Quinn could relate. To the pain, that was. Withdrawals sucked.

“I just got out of rehab couple of weeks ago.”

She turned to look at him sharply. “What for?”

“Coke mostly. I did ninety days and I’m sober. I don’t even drink and I don’t smoke weed.”

“Ninety days? That takes funding. How did you manage that?” Her tone was more curious than anything.

She wasn’t wrong. “That’s a longer discussion, we should have a talk—” He slammed on the brakes and his right arm shot out to protect Charlie even though she had her seatbelt on.

“What the fu—oh shit!” She handed the gun to him and was out of the car before he could move.

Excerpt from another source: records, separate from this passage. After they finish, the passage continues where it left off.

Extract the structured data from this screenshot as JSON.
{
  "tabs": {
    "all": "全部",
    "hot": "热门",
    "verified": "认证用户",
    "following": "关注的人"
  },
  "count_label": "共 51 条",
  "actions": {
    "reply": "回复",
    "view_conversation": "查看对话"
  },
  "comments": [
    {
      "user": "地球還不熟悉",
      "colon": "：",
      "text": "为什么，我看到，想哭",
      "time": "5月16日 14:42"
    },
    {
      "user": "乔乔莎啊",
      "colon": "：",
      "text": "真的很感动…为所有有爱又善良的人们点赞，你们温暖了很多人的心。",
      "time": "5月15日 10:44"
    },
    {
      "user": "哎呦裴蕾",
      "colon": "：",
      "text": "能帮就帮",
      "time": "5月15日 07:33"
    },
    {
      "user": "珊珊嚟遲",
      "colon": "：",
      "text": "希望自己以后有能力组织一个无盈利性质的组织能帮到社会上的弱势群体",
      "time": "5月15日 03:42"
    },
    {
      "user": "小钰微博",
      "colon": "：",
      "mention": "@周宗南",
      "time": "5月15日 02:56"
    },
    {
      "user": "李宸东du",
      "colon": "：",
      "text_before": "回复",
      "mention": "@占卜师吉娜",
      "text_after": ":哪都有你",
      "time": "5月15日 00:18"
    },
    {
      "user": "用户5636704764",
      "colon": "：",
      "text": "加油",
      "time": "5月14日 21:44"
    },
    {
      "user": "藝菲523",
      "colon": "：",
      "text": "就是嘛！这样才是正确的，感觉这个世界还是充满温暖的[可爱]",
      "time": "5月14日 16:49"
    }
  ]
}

He could see what had to be the dealer’s trailer in the distance. There were at least two angry-looking dogs barking at the very end of their chains. Benny Kyle hadn’t made it there, he’d collapsed at the last bend of the road, and Quinn had almost driven over his stick-like legs that pointed out from the brushes.

He left his gun on his seat and went to grab a blanket from the trunk. When he made it to Charlie and Benny, he grimaced at the state of the man.

Benny was barely fifty, but he looked eighty.

“He’s alive,” Charlie said, and glanced at Quinn. There was an unsaid “for now” that passed between them.

He handed the blanket to Charlie and she spread it nearby. Benny weighed next to nothing when Quinn lifted him onto the blanket. He watched Charlie wrap it around the frail, used-up, barely dressed form, and then picked the bundle up.

They got Benny into the car and Quinn made a U-turn next to the closest dog.

“Where to?” he asked.

“His place.”

No hospitals for Benny. Quinn understood. Benny would just walk out when he woke up. He was alive for now, and whatever shit was in his system had clearly protected him from the worst.

Once they were on Main Street again and headed for yet another trailer park, Charlie looked at him.

“Did you know that Aaron is in town?”

Quinn nearly swerved off the road. “W-what?”

“Aaron is in town. I went to check up on him. He’s at their old house.” She glanced at Benny in the back seat, probably to see if he was stirring in the oppressive heat of the car. When she turned back, she added, “I didn’t tell him about Lennox.”